Tuesday, December 26, 2006

"Ah, The Internet": Using the Web to Reach Voters

"Ah, the Internet." It's changed the face of politics over the past few years and it's ushered in a whole new way for people to get involved in politics local as well as national. And no one has done a better job of harnessing the internet, no candidate, no politician, than John Kerry.

Howard Dean set the model, John McCain is said to be "among the most tech-savvy could-be White House candidates today," former Senator John Edwards "has recruited Dean's Internet communications director," and Hillary Clinton "hired a pair of online writers for her successful Senate re-election campaign this year and has amassed an e-mailing list," but "the recognized Democratic leader when it comes to the Internet is Sen. John Kerry, his party's 2004 nominee."

He has a 3 million-plus e-mail list of supporters, donors and activists.

The Massachusetts senator sent e-mails to supporters more than 300 times between Election Day 2004 and Election Day 2006. He also has used his campaign apparatus to give away $14 million in donations to candidates last cycle. During a two-day period this year, he used his e-mail contacts to raise $900,000 for four Senate candidates.

"This represents the community of activists," said David Thorne, who organized Kerry's 2004 Web strategy and remains an adviser. "These are people who want to be active and supportive of progressive causes. There was no more important progressive cause than getting Bush out of the White House in '04."

Without a major polarizing figure among Republicans in 2008, Thorne doubts Democrats could recreate their Web success.

"I am dubious anyone can build the same kind of list in '08," Thorne said. "There won't be anyone that will create the passion and the intensity that George Bush did in '04."

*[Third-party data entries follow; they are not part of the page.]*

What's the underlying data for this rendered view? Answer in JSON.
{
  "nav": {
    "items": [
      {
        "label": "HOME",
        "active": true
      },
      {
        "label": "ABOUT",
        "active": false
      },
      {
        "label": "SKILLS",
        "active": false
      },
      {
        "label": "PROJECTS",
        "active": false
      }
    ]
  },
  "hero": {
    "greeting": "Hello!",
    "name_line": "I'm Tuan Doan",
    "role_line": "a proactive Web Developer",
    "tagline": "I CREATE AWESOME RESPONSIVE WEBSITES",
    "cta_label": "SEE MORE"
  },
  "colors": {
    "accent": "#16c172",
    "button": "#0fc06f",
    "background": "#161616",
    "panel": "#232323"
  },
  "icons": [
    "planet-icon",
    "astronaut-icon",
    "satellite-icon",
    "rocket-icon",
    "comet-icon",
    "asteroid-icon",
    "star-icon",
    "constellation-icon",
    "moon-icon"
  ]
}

I have said for a very longtime that Kerry's email list will be hard to match, should he run again, it will multiply and leave others including Hillary Clinton in the dust. While others are catching up to the power of the internet, Kerry has been in the game for 3 years. He's amassed a loyal following of internet activists as well as activists on the ground. Anyone who discounts that is wearing blinders. Sure, it's still anyone's game at this point, regardless of what the pundits predict and the early polls say, but John Kerry's got one big jump on the rest of the Democratic pack and truly the polls are meaningless at this point.